In this individual project for the course SPH6004 Advanced Statistical Learning, I developed a strategy to select the optimal combination of features for predicting the risk of kidney failure in ICU patients using real-world Electronic Medical Record (EMR) data from the MIMIC-IV database. The process involved inspecting the dataset for duplicate records and missing values, followed by data preprocessing steps such as encoding, scaling, and imputation. I trained predictive models using various machine learning algorithms, including tree-based methods and boosting algorithms. To achieve optimal model performance, I applied several feature selection techniques, including filter methods, embedded methods, and wrapper methods like recursive feature elimination, stepwise feature selection, and genetic algorithms. 11 models were trained using various feature subsets with different learning algorithms. With the project's goal being the construction of a model capable of accurately estimating the likelihood of ICU patients developing AKI, a preference was given to models exhibiting high average precision. Notably, all models demonstrated comparable AUC (ranging from 0.694 to 0.739) and average precision scores (ranging from 0.801 to 0.847).
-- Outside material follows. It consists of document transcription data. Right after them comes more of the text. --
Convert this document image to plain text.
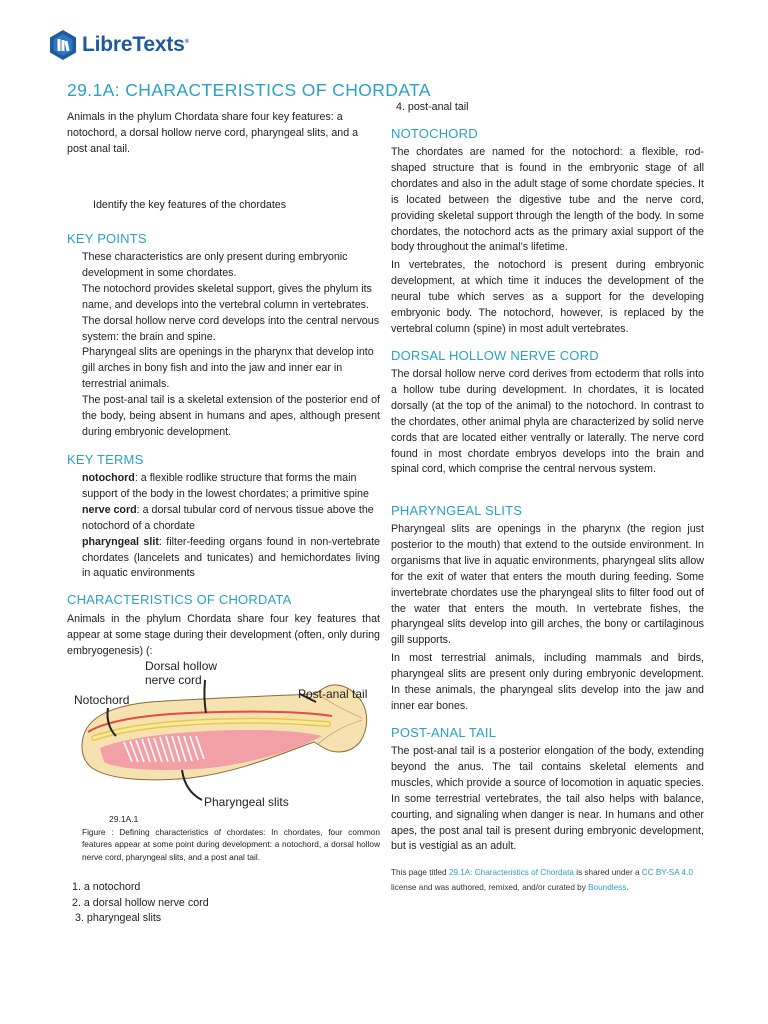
LibreTexts®
29.1A: CHARACTERISTICS OF CHORDATA
Animals in the phylum Chordata share four key features: a notochord, a dorsal hollow nerve cord, pharyngeal slits, and a post anal tail.
Identify the key features of the chordates
KEY POINTS
These characteristics are only present during embryonic development in some chordates.
The notochord provides skeletal support, gives the phylum its name, and develops into the vertebral column in vertebrates. The dorsal hollow nerve cord develops into the central nervous system: the brain and spine.
Pharyngeal slits are openings in the pharynx that develop into gill arches in bony fish and into the jaw and inner ear in terrestrial animals.
The post-anal tail is a skeletal extension of the posterior end of the body, being absent in humans and apes, although present during embryonic development.
KEY TERMS
notochord: a flexible rodlike structure that forms the main support of the body in the lowest chordates; a primitive spine nerve cord: a dorsal tubular cord of nervous tissue above the notochord of a chordate
pharyngeal slit: filter-feeding organs found in non-vertebrate chordates (lancelets and tunicates) and hemichordates living in aquatic environments
CHARACTERISTICS OF CHORDATA
Animals in the phylum Chordata share four key features that appear at some stage during their development (often, only during embryogenesis) (:
Notochord
Dorsal hollow
nerve cord
Post-anal tail
Pharyngeal slits
29.1A.1
Figure : Defining characteristics of chordates: In chordates, four common features appear at some point during development: a notochord, a dorsal hollow nerve cord, pharyngeal slits, and a post anal tail.
1. a notochord
2. a dorsal hollow nerve cord
3. pharyngeal slits
4. post-anal tail
NOTOCHORD
The chordates are named for the notochord: a flexible, rod-shaped structure that is found in the embryonic stage of all chordates and also in the adult stage of some chordate species. It is located between the digestive tube and the nerve cord, providing skeletal support through the length of the body. In some chordates, the notochord acts as the primary axial support of the body throughout the animal’s lifetime.
In vertebrates, the notochord is present during embryonic development, at which time it induces the development of the neural tube which serves as a support for the developing embryonic body. The notochord, however, is replaced by the vertebral column (spine) in most adult vertebrates.
DORSAL HOLLOW NERVE CORD
The dorsal hollow nerve cord derives from ectoderm that rolls into a hollow tube during development. In chordates, it is located dorsally (at the top of the animal) to the notochord. In contrast to the chordates, other animal phyla are characterized by solid nerve cords that are located either ventrally or laterally. The nerve cord found in most chordate embryos develops into the brain and spinal cord, which comprise the central nervous system.
PHARYNGEAL SLITS
Pharyngeal slits are openings in the pharynx (the region just posterior to the mouth) that extend to the outside environment. In organisms that live in aquatic environments, pharyngeal slits allow for the exit of water that enters the mouth during feeding. Some invertebrate chordates use the pharyngeal slits to filter food out of the water that enters the mouth. In vertebrate fishes, the pharyngeal slits develop into gill arches, the bony or cartilaginous gill supports.
In most terrestrial animals, including mammals and birds, pharyngeal slits are present only during embryonic development. In these animals, the pharyngeal slits develop into the jaw and inner ear bones.
POST-ANAL TAIL
The post-anal tail is a posterior elongation of the body, extending beyond the anus. The tail contains skeletal elements and muscles, which provide a source of locomotion in aquatic species. In some terrestrial vertebrates, the tail also helps with balance, courting, and signaling when danger is near. In humans and other apes, the post anal tail is present during embryonic development, but is vestigial as an adult.
This page titled 29.1A: Characteristics of Chordata is shared under a CC BY-SA 4.0 license and was authored, remixed, and/or curated by Boundless.
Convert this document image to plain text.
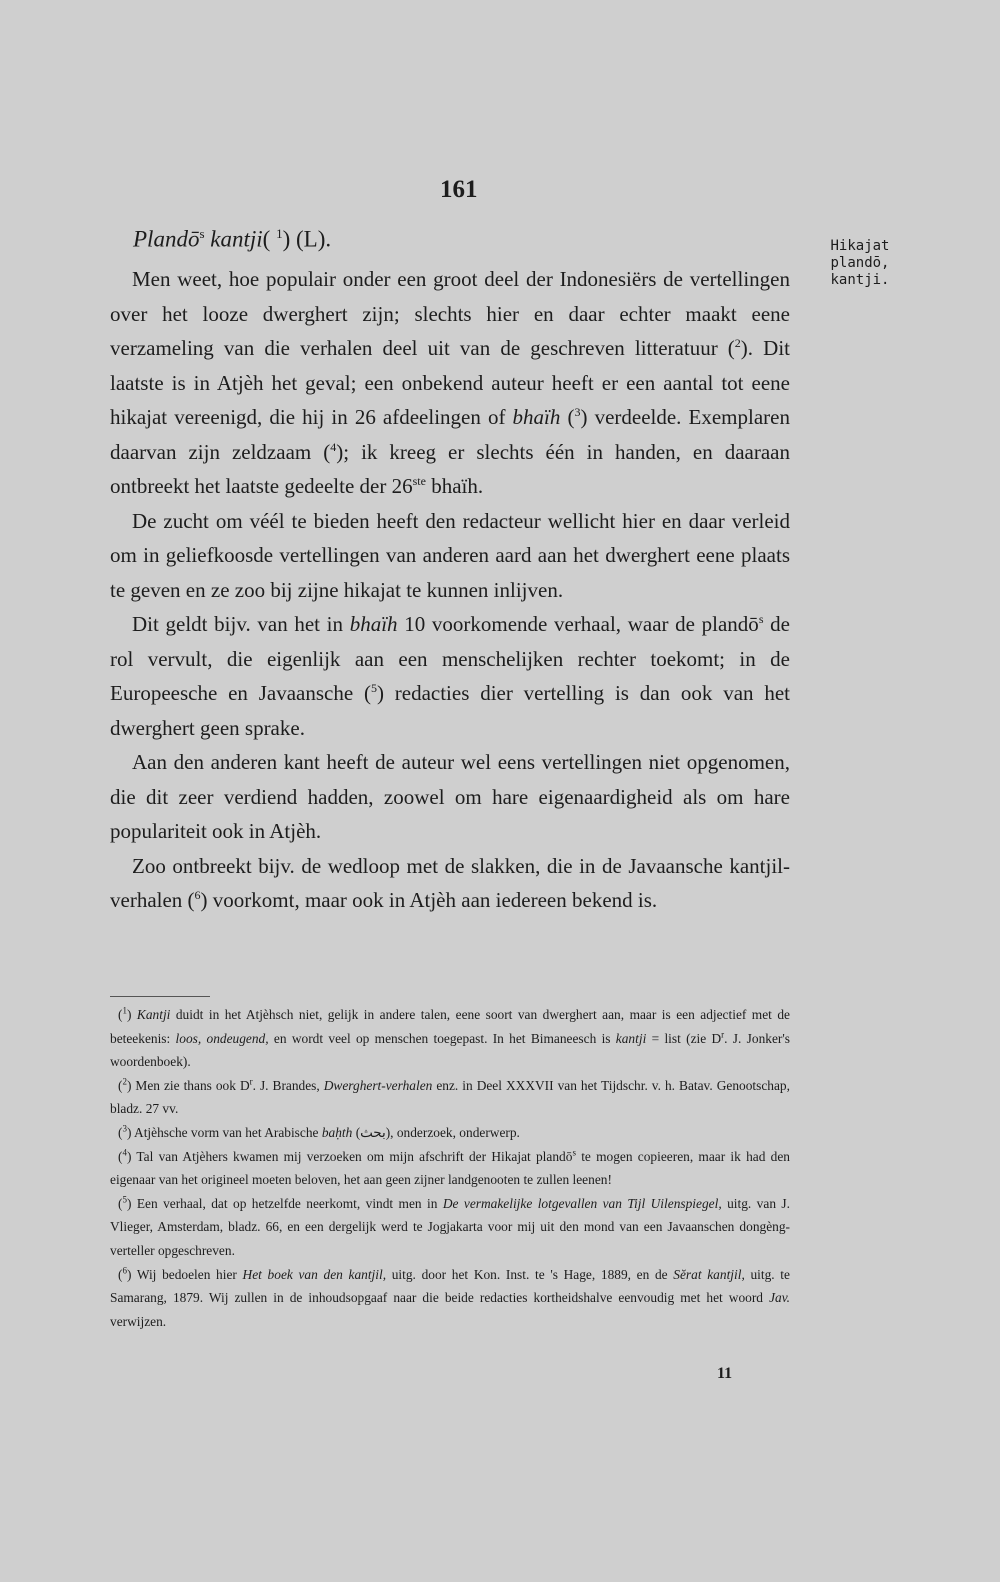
161
Hikajat
plandō,
kantji.
Plandō$^s$ kantji( $^1$) (L).

Men weet, hoe populair onder een groot deel der Indonesiërs de vertellingen over het looze dwerghert zijn; slechts hier en daar echter maakt eene verzameling van die verhalen deel uit van de geschreven litteratuur ($^2$). Dit laatste is in Atjèh het geval; een onbekend auteur heeft er een aantal tot eene hikajat vereenigd, die hij in 26 afdeelingen of bhaïh ($^3$) verdeelde. Exemplaren daarvan zijn zeldzaam ($^4$); ik kreeg er slechts één in handen, en daaraan ontbreekt het laatste gedeelte der 26ste bhaïh.

De zucht om véél te bieden heeft den redacteur wellicht hier en daar verleid om in geliefkoosde vertellingen van anderen aard aan het dwerghert eene plaats te geven en ze zoo bij zijne hikajat te kunnen inlijven.

Dit geldt bijv. van het in bhaïh 10 voorkomende verhaal, waar de plandō$^s$ de rol vervult, die eigenlijk aan een menschelijken rechter toekomt; in de Europeesche en Javaansche ($^5$) redacties dier vertelling is dan ook van het dwerghert geen sprake.

Aan den anderen kant heeft de auteur wel eens vertellingen niet opgenomen, die dit zeer verdiend hadden, zoowel om hare eigenaardigheid als om hare populariteit ook in Atjèh.

Zoo ontbreekt bijv. de wedloop met de slakken, die in de Javaansche kantjil-verhalen ($^6$) voorkomt, maar ook in Atjèh aan iedereen bekend is.

($^1$) Kantji duidt in het Atjèhsch niet, gelijk in andere talen, eene soort van dwerghert aan, maar is een adjectief met de beteekenis: loos, ondeugend, en wordt veel op menschen toegepast. In het Bimaneesch is kantji = list (zie $D^r$. J. Jonker's woordenboek).

($^2$) Men zie thans ook $D^r$. J. Brandes, Dwerghert-verhalen enz. in Deel XXXVII van het Tijdschr. v. h. Batav. Genootschap, bladz. 27 vv.

($^3$) Atjèhsche vorm van het Arabische baḥth (بحث), onderzoek, onderwerp.

($^4$) Tal van Atjèhers kwamen mij verzoeken om mijn afschrift der Hikajat plandō$^s$ te mogen copieeren, maar ik had den eigenaar van het origineel moeten beloven, het aan geen zijner landgenooten te zullen leenen!

($^5$) Een verhaal, dat op hetzelfde neerkomt, vindt men in De vermakelijke lotgevallen van Tijl Uilenspiegel, uitg. van J. Vlieger, Amsterdam, bladz. 66, en een dergelijk werd te Jogjakarta voor mij uit den mond van een Javaanschen dongèng-verteller opgeschreven.

($^6$) Wij bedoelen hier Het boek van den kantjil, uitg. door het Kon. Inst. te 's Hage, 1889, en de Sĕrat kantjil, uitg. te Samarang, 1879. Wij zullen in de inhoudsopgaaf naar die beide redacties kortheidshalve eenvoudig met het woord Jav. verwijzen.

11
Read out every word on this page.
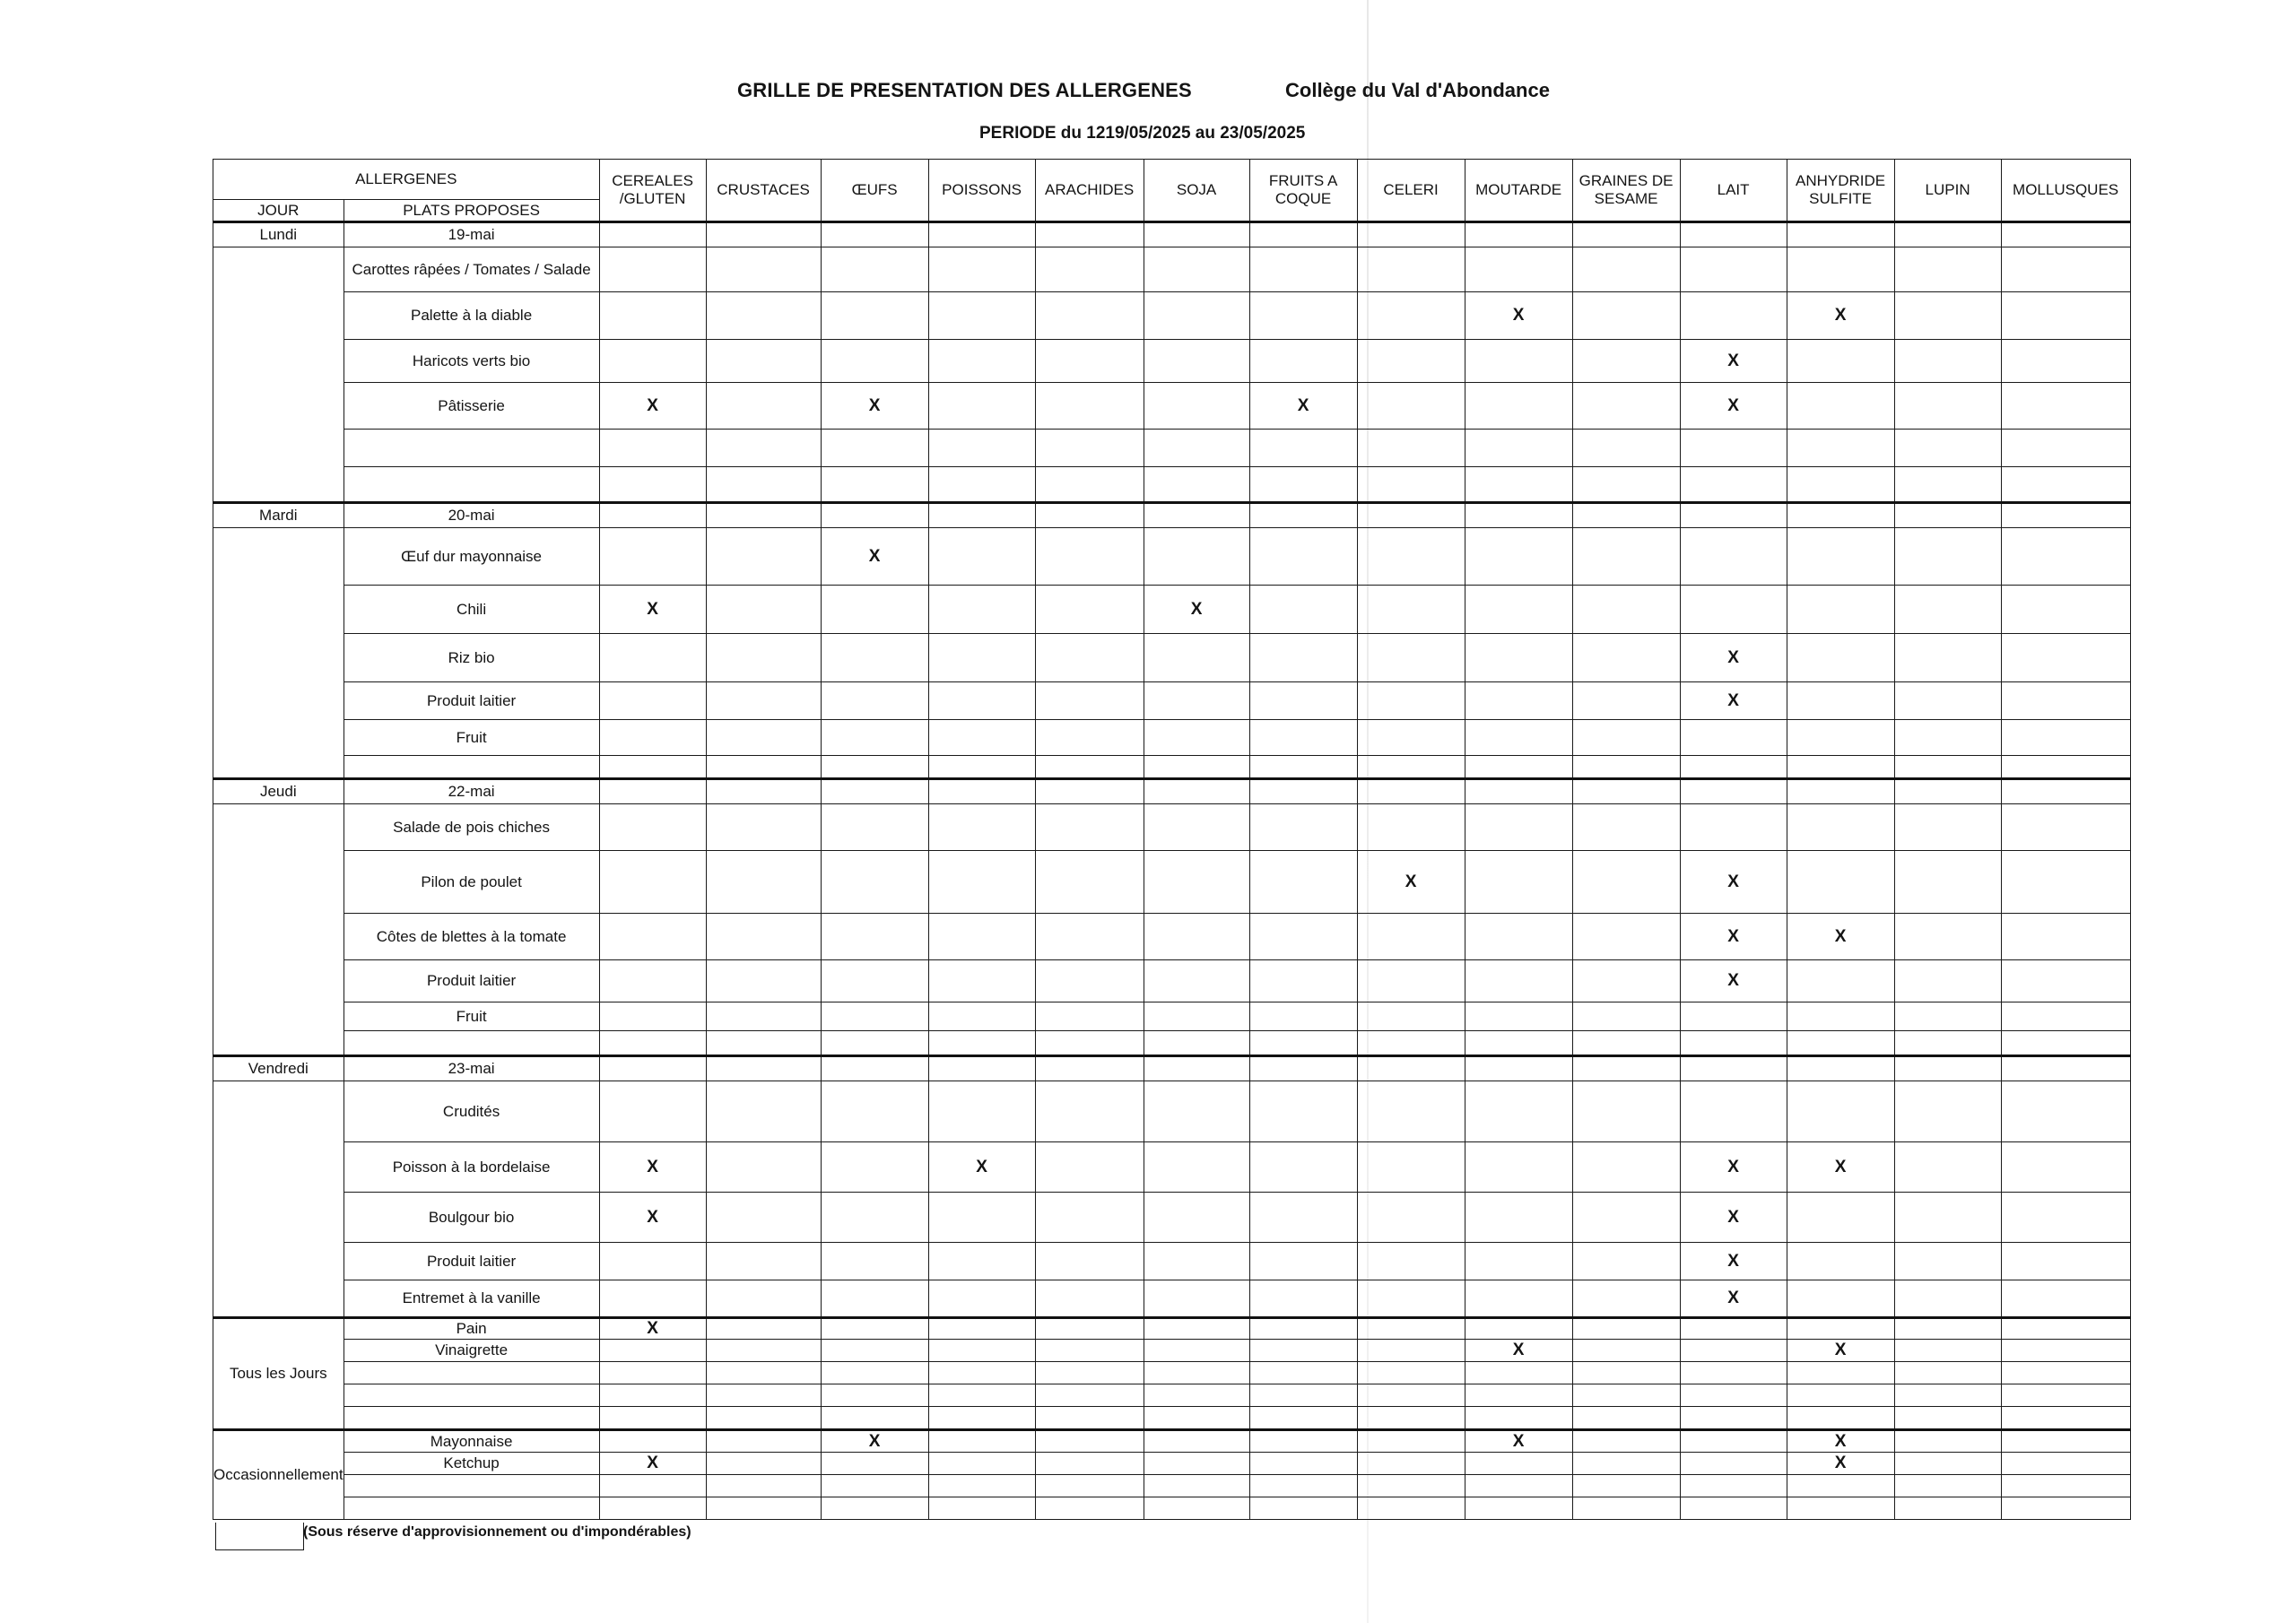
GRILLE DE PRESENTATION DES ALLERGENES	Collège du Val d'Abondance
PERIODE du 1219/05/2025 au 23/05/2025
ALLERGENES		CEREALES /GLUTEN	CRUSTACES	ŒUFS	POISSONS	ARACHIDES	SOJA	FRUITS A COQUE	CELERI	MOUTARDE	GRAINES DE SESAME	LAIT	ANHYDRIDE SULFITE	LUPIN	MOLLUSQUES
JOUR	PLATS PROPOSES														
Lundi	19-mai														
	Carottes râpées / Tomates / Salade														
	Palette à la diable									X			X		
	Haricots verts bio											X			
	Pâtisserie	X		X				X				X			

Mardi	20-mai														
	Œuf dur mayonnaise			X											
	Chili	X					X								
	Riz bio											X			
	Produit laitier											X			
	Fruit														

Jeudi	22-mai														
	Salade de pois chiches														
	Pilon de poulet								X			X			
	Côtes de blettes à la tomate											X	X		
	Produit laitier											X			
	Fruit														

Vendredi	23-mai														
	Crudités														
	Poisson à la bordelaise	X			X							X	X		
	Boulgour bio	X										X			
	Produit laitier											X			
	Entremet à la vanille											X			
Tous les Jours	Pain	X													
	Vinaigrette									X			X		

Occasionnellement	Mayonnaise			X						X			X		
	Ketchup	X											X		

(Sous réserve d'approvisionnement ou d'impondérables)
- Part 1 - Data Loading & Understanding
- 1.1 Import Essential Libraries
- 1.2 Load the Dataset and Basic Dataset Understanding
- 1.3 Duplicate Record Inspection
- 1.4 Train Test Split
- 1.5 Class Distribution in Target Variable
- 1.6 Missing Value Inspection
- Part 2 - Data Preprocessing
- 2.1 Re-categorization of Variable Race
- 2.2 Feature Engineering (Encoding, Scaling, Imputation)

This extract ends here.